Вацлав Дворжецкий. Искусством – побеждать! Мария Пионтковская

Вацлав Дворжецкий. Искусством – побеждать!

Мария Пионтковская

Вся жизнь Вацлава Яновича Дворжецкого – пример торжества духа и колоссальной борьбы за право оставаться человеком в любых обстоятельствах.

Искусство быть собой

«На все происходящее со мной я смотрел как бы со стороны. Было страшное любопытство: зачем все это? Что дальше? Имеет ли все это какой-то смысл? Конечно, я прекрасно знал, что нахожусь в заключении, но это не было главным! Удивительно: в то время я не стремился на свободу. Свобода всегда была внутри меня».

Вацлав Дворжецкий оказался в сталинских застенках в 1929 году, ему было 19, и провел там в общей сложности 14 лет, с небольшой «передышкой» в конце тридцатых, когда и успел родиться его старший сын Владислав.

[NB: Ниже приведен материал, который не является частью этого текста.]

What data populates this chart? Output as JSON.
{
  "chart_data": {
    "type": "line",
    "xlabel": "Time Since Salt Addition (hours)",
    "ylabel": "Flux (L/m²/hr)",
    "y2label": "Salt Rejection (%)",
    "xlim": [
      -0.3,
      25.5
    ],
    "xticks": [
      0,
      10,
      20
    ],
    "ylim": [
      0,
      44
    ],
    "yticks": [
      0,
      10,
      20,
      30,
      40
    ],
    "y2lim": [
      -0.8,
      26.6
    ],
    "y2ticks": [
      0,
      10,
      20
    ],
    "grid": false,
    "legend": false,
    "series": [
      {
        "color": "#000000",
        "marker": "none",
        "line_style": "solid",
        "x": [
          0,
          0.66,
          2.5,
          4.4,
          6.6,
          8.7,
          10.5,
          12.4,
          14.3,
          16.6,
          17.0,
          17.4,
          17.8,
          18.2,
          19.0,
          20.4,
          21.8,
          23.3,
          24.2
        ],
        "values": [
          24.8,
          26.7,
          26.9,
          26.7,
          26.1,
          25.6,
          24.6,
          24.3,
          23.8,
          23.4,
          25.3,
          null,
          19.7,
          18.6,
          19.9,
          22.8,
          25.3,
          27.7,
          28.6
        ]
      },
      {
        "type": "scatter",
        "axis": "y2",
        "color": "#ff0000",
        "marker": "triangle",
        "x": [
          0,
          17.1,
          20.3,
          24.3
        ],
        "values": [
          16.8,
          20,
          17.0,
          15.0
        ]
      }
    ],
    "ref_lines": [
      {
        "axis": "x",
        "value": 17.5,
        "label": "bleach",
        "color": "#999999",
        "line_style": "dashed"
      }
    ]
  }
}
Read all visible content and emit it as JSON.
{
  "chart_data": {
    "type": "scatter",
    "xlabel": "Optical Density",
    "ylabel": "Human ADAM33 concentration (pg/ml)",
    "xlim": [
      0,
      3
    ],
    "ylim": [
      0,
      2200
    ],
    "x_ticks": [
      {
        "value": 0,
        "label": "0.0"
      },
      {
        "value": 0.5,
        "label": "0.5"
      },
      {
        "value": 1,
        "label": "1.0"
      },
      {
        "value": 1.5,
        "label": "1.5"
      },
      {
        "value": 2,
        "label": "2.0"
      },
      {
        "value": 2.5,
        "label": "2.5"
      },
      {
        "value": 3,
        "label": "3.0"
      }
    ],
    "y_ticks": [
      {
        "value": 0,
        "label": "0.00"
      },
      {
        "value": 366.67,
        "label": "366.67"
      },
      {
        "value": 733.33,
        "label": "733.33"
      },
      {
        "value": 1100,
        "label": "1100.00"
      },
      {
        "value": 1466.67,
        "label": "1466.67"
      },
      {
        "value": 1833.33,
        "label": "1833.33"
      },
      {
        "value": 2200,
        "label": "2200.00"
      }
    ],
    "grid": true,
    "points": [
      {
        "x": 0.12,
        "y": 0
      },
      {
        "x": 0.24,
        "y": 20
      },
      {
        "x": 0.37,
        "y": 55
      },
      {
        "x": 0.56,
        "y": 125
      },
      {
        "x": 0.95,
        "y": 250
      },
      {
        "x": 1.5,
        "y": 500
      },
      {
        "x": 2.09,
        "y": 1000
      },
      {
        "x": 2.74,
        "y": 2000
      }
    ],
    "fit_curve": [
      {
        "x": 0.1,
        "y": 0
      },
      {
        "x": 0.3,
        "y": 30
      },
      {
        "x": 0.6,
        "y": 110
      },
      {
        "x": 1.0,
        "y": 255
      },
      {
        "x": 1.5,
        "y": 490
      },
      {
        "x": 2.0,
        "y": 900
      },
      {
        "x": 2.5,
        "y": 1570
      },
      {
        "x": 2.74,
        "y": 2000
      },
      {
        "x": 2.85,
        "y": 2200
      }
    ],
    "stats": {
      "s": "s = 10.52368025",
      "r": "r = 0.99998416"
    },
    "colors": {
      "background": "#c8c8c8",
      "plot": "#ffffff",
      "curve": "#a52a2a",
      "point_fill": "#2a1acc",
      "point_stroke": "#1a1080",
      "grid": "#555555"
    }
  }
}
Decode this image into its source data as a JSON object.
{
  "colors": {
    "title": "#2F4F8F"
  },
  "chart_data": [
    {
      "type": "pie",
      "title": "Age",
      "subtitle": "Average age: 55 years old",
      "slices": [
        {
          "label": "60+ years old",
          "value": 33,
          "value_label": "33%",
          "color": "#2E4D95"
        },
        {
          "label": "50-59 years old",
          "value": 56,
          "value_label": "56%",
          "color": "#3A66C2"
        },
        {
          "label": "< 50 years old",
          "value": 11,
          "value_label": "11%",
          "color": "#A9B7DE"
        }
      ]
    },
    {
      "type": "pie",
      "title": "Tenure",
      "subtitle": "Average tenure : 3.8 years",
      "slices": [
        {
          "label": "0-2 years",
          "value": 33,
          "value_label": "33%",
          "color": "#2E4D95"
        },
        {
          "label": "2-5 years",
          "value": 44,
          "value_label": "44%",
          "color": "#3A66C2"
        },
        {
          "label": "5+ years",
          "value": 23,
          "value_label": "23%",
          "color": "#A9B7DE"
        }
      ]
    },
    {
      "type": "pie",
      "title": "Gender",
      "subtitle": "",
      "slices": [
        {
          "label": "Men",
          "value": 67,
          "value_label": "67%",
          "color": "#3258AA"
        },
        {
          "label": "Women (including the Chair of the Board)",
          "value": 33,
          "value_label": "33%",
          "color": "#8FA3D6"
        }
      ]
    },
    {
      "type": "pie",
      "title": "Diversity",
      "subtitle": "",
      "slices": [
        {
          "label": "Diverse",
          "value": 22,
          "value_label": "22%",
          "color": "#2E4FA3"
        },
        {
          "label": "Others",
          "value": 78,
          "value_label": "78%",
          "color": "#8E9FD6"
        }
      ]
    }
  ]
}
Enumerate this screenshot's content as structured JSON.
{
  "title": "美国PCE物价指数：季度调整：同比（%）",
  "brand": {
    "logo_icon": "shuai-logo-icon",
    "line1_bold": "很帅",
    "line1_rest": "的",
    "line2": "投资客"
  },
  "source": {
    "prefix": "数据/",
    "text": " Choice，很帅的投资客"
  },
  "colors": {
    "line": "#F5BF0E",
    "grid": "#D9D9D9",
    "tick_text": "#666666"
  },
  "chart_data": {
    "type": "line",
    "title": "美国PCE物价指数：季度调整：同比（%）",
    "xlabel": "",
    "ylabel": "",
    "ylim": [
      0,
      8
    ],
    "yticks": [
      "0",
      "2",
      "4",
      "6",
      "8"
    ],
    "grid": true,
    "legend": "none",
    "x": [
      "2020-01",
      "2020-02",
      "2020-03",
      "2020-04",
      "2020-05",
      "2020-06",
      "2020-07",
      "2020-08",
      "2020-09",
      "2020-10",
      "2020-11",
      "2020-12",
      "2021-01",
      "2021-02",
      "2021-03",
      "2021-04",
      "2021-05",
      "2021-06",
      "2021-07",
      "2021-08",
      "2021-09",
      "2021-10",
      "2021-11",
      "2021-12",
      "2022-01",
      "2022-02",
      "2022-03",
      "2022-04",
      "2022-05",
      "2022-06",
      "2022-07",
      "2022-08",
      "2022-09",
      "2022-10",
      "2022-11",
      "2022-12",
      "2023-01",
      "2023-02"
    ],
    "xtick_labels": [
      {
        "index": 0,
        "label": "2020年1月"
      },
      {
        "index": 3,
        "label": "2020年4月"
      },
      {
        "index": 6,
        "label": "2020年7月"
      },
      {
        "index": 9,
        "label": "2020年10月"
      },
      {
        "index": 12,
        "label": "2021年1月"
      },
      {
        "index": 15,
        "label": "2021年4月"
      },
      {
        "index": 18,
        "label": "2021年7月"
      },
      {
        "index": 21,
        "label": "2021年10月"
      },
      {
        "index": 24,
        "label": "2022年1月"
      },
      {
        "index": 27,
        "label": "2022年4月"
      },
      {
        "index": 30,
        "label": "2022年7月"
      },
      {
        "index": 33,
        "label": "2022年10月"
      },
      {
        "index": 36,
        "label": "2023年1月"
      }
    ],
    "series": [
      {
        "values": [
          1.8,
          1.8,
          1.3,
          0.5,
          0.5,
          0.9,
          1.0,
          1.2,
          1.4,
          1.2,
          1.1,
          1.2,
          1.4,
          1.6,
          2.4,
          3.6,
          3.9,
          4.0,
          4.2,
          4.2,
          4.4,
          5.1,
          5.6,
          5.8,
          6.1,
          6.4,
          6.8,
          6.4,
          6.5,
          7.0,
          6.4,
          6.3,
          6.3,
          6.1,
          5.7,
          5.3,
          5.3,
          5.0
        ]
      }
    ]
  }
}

Девятнадцать лет. Мальчишка, студент Киевского политехнического института, только что окончивший театральную студию при польском театре… Арест, пересылки, допросы (день, ночь – неважно), одиночная камера… И полное непонимание: что происходит? За что взяли? Чего ожидать, каких обвинений? Он мог только догадываться, что «взяли» его, скорее всего, за дворянское происхождение (польский род Дворжецких восходит корнями ко временам восстания Тадеуша Костюшки) и за ГОЛ – Группу Освобождения Личности, организованную им с однокурсниками при заводе «Коммунар».

Вацлав Янович Дворжецкий

Да только ГОЛ – безобидное объединение, а не подпольная организация с антисоветской пропагандой (так было на самом деле, но не для ГПУ и сталинских приспешников). Чем же они таким занимались? Собирались изредка вечерами и читали – Гегеля, Спенсера, Шопенгауэра, Ницше, Достоевского, спорили, обсуждали, говорили о свободе совести и свободе слова. Была энергия, и было желание что-то изменить, бороться, но за что? До революции понятно, за что боролись и с кем, а теперь враги свергнуты, но свободы так и нет, наоборот, одни запреты, унижения, жизнь не стала лучше, и свойственное молодости стремление к изменению, движению, открытию чего-то нового заставляло задумываться: а что дальше? Как дальше? Им хотелось жертвовать всем, рисковать, «хотелось сдвинуть что-то с прямолинейности, увидеть, услышать, попробовать…» Попробовали… Статья 58, 10 лет без права переписки.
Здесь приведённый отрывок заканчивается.